With so many competing demands on student residential accommodation providers, the challenge of continuing to focus on enhancing fire safety arrangements is ever increasing. Adding to these existing challenges is the introduction of new fire safety legislation starting this year.
To help maintain focus, it is worth reminding ourselves that a little over a year ago there was a significant fire at The Cube student accommodation block linked to the University of Bolton, where a significant fire broke out which saw 200 firefighters and 40 fire engines tackling the fire. Thankfully all occupants were safely evacuated.
The Greater Manchester Fire and Rescue Service (GMFRS) subsequently published their incident report, which covers the impact of the flammable cladding on the severity of the fire, in a sadly familiar echo of Grenfell. The report finds that the fire was most likely started by a cigarette discarded on a balcony.
New Fire Safety Legislation
This year will see the introduction of amended fire safety legislation. The Fire Safety Bill will amend the Regulatory Reform (Fire Safety) Order 2005 (RRO) and is expected to result in greater clarity over the responsibility for fire safety in buildings.
Following the Grenfell Fire in 2017, the government has taken a number of steps around fire safety, and this bill forms part of that response.
The bill clarifies that, for any building containing two or more sets of domestic premises, the RRO applies to the building’s structure and external walls and any common parts, including the front doors of residential parts. It also clarifies that external walls in the order include “doors or windows in those walls” and “anything attached to the exterior of those walls (including balconies).”
The bill extends and applies to England and Wales, with separate fire safety legislation in place in Scotland and Northern Ireland.
It is also important to be aware of the Draft Building Safety Bill which, although not anticipated to become law until 2022/23, will also have a significant impact on how fire safety is managed in student residential accommodation in future.

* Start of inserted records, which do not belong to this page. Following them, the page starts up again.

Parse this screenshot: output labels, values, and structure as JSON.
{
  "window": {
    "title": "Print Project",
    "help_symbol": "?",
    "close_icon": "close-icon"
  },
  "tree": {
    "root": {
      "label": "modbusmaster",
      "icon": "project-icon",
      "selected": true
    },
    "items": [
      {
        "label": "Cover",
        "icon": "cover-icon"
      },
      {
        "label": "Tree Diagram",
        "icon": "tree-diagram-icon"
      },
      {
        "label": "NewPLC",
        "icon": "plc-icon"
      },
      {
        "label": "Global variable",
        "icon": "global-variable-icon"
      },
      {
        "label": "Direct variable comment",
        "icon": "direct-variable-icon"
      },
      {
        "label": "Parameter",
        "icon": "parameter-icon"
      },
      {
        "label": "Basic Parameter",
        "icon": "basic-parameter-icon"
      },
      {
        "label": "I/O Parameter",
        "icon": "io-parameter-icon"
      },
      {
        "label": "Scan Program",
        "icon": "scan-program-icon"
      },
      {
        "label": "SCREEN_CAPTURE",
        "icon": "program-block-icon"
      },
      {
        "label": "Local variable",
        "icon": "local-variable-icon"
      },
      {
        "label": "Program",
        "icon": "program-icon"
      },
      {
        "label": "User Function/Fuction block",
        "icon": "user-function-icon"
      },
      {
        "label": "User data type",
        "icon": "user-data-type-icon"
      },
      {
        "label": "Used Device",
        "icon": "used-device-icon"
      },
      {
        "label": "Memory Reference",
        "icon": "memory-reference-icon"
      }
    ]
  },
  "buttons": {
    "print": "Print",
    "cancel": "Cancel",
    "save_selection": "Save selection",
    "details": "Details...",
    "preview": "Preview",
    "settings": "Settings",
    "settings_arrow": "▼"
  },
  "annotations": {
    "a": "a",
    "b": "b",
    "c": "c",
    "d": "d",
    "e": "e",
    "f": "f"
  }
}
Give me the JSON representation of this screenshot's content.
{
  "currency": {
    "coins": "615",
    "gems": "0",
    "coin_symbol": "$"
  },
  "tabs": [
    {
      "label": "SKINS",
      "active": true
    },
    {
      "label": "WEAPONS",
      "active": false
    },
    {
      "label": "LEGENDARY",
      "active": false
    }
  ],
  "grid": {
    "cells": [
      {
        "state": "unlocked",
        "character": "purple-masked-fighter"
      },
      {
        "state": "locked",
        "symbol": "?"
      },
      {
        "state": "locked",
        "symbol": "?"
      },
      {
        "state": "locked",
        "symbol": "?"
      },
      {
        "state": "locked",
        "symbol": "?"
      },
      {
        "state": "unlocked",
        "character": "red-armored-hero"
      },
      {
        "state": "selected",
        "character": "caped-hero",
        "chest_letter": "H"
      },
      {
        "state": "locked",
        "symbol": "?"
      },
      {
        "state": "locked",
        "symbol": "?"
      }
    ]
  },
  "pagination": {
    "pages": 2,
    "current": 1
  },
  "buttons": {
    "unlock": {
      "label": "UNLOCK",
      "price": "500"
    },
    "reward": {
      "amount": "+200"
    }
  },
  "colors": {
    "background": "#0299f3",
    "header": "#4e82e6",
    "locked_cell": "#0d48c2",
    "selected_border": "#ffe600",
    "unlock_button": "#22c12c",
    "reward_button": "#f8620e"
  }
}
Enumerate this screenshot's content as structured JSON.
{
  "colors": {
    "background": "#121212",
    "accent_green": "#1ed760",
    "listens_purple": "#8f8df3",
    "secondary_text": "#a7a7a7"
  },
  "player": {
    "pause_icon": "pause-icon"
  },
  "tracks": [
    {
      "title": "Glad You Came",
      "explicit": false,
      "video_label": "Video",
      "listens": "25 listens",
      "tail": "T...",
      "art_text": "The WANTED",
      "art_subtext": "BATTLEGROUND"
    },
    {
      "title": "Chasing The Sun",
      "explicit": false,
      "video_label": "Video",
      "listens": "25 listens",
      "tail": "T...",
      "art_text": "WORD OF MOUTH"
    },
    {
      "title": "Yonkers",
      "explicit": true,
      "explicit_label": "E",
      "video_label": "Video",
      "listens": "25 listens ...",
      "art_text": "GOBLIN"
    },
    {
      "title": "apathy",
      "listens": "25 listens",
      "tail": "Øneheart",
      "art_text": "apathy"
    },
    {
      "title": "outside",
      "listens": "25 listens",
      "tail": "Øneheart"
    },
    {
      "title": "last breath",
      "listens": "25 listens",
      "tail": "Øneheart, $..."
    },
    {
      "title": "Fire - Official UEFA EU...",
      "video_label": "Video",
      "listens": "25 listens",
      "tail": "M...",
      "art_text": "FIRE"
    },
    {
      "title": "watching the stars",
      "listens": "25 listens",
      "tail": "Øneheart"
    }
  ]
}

Preparing for these new requirements
From what we already know, it is clear that the introduction of these two bills will require a significantly greater amount of compliance documentation to be made readily available digitally, in relation to high rise buildings.
Meridian, William Martin Compliance’s market-leading health and safety management platform, has developed a fire safety module which will support property managers to demonstrate compliance through the ability to digitally host, track, share and manage specific high rise building document sets.
Furthermore, William Martin Compliance is also able to support property managers in complying with all their fire safety compliance requirements including:
- fire risk assessments
- fire strategies
- fire engineering consultancy
- fire safety training
For more information, please visit www.wmcompliance.co.uk
A need for change
In starting 2021 with a renewed focus on fire safety management, it is helpful to remind ourselves of previous events, as historically there is a tendency for the immediate impact of these events to be less felt over time. Inevitably, in time, people forget the principal drivers for amending legislation and instead see changes as sometimes presenting unreasonable burdens on businesses.
The new fire legislation being introduced this year and in future years appears to be placing reasonable and pragmatic demands on those responsible for maintaining fire safety standards across high-rise residential buildings. These must be considered as essential changes, necessary to reduce the risk and prevent further major fire safety disasters. All of us should continue to constructively challenge anyone who may take an alternative view.